Comparative Analysis & Findings
- The study compared outcomes observed under different experimental conditions or interventions detailed in the study. Significant differences or similarities in the results between these conditions were identified. The key findings of the study and how they relate to the initial hypothesis were discussed. The study found that NL predominantly presented with rapidly deteriorating, asymmetric painful polyneuropathy. Diagnosis was established at a median of 3 months after symptom onset with substantial delays in primary NL. It mainly relied on PNS biopsy or FDG-PET, which carried high diagnostic yields (>90%).diagnoses were rare (3%). Most cases were classified as B-cell (90%) lymphomas. Tumor-directed therapy was administered in 96% of patients and typically consisted of methotrexate or rituximab-based polychemotherapy. The median overall survival was 18 months. Primary NL without concurrent systemic disease outside the nervous system (hazard ratio [HR]: 0.44; 95% CI 0.25-0.78;= 0.005), performance status (ECOG <2, HR: 0.30; 95% CI 0.18-0.52;< 0.0001), and rituximab-based treatment (HR: 0.46; 95% CI 0.28-0.73;= 0.001) were identified as favorable prognostic markers on multivariable analysis when adjusting for clinical and sociodemographic parameters. Advances in neuroimaging modalities, particularly FDG-PET, facilitate NL diagnosis and offer a high diagnostic yield. Yet, diagnostic delays in primary NL remain common. Rituximab-based therapy improves NL outcome.

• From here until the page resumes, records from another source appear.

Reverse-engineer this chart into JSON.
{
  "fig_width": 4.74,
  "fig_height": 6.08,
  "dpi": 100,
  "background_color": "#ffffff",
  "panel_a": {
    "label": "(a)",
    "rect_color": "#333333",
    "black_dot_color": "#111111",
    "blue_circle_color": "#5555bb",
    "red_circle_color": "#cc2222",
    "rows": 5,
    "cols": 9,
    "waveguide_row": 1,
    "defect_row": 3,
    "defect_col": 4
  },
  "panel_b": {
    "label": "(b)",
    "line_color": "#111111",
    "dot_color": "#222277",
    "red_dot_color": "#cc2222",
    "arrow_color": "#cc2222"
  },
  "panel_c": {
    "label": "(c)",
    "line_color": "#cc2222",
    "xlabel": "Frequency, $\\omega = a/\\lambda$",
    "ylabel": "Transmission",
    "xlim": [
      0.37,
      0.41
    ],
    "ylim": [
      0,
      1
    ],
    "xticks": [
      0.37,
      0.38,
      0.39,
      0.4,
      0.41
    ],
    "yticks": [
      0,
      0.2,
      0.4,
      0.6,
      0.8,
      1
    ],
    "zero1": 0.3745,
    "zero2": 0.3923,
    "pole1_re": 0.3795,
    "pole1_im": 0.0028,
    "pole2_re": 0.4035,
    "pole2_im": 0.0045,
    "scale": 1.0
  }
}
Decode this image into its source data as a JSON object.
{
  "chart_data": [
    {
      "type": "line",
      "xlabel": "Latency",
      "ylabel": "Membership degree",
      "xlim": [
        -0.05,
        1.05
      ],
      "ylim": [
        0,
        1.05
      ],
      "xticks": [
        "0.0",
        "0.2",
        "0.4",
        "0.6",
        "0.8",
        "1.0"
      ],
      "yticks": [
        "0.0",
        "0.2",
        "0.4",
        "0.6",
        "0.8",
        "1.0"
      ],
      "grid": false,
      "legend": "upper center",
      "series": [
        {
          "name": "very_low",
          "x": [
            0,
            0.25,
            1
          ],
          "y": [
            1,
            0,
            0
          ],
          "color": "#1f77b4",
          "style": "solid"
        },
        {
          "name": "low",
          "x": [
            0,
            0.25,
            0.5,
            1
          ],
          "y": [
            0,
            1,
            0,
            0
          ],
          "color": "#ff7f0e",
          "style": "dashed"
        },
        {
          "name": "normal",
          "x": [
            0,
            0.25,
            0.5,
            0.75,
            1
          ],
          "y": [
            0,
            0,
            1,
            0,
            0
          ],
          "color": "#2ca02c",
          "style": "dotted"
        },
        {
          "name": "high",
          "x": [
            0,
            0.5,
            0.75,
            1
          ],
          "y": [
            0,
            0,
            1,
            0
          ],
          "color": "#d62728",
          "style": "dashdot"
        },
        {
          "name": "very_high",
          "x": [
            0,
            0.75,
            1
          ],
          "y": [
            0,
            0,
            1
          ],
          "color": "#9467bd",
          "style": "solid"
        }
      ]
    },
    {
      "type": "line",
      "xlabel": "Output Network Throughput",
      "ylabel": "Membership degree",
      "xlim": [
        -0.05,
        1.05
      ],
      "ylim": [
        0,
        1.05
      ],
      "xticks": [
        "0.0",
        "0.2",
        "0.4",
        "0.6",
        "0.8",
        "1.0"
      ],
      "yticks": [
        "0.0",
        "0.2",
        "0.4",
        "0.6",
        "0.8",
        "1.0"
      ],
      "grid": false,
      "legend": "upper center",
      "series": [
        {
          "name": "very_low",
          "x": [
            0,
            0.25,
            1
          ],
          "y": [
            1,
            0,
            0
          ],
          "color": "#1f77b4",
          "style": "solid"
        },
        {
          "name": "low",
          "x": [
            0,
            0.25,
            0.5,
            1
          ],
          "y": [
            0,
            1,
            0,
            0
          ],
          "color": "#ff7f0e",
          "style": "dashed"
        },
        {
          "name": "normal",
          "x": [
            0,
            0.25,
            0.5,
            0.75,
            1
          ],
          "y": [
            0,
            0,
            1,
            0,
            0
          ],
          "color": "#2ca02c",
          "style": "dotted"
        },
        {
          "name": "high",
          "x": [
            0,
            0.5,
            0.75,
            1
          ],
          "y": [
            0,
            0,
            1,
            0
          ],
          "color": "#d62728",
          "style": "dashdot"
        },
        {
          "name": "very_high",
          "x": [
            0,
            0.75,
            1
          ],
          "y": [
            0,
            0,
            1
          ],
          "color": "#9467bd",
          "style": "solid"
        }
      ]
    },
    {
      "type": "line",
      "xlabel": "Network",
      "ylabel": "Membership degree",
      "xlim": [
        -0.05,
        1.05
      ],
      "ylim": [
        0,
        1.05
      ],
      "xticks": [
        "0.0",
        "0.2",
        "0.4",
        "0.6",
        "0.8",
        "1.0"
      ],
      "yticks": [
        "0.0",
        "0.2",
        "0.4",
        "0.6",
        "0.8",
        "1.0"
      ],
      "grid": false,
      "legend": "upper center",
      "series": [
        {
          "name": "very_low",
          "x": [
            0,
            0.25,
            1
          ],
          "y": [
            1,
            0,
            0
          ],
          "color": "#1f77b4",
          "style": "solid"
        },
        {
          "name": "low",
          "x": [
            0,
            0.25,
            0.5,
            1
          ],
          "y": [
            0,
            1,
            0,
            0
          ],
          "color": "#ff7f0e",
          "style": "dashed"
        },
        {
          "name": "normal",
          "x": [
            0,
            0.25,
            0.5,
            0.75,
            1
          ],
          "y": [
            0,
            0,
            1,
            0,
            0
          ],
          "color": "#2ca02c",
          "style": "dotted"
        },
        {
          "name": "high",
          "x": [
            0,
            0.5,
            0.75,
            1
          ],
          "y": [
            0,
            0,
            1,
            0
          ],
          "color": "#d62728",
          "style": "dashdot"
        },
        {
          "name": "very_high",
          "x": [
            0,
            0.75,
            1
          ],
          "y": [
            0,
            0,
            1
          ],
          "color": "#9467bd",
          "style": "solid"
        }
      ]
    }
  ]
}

Implications and Future Directions
- The study's findings and their potential impact on the field of research or clinical practice were explained. Limitations of the study that need to be addressed in future research were identified. Suggestions for possible future research directions that could build on the results of the study, explore unresolved questions, or utilize novel approaches were provided. The study's findings suggest that NL predominantly presents with rapidly deteriorating, asymmetric painful polyneuropathy. Diagnosis is often delayed in primary NL, and FDG-PET is a valuable diagnostic tool. Rituximab-based therapy improves NL outcome. Future research should focus on developing more sensitive and specific diagnostic tools, identifying additional prognostic factors, and exploring novel treatment options. The study highlights the importance of early recognition and prompt diagnosis of NL to improve patient outcomes.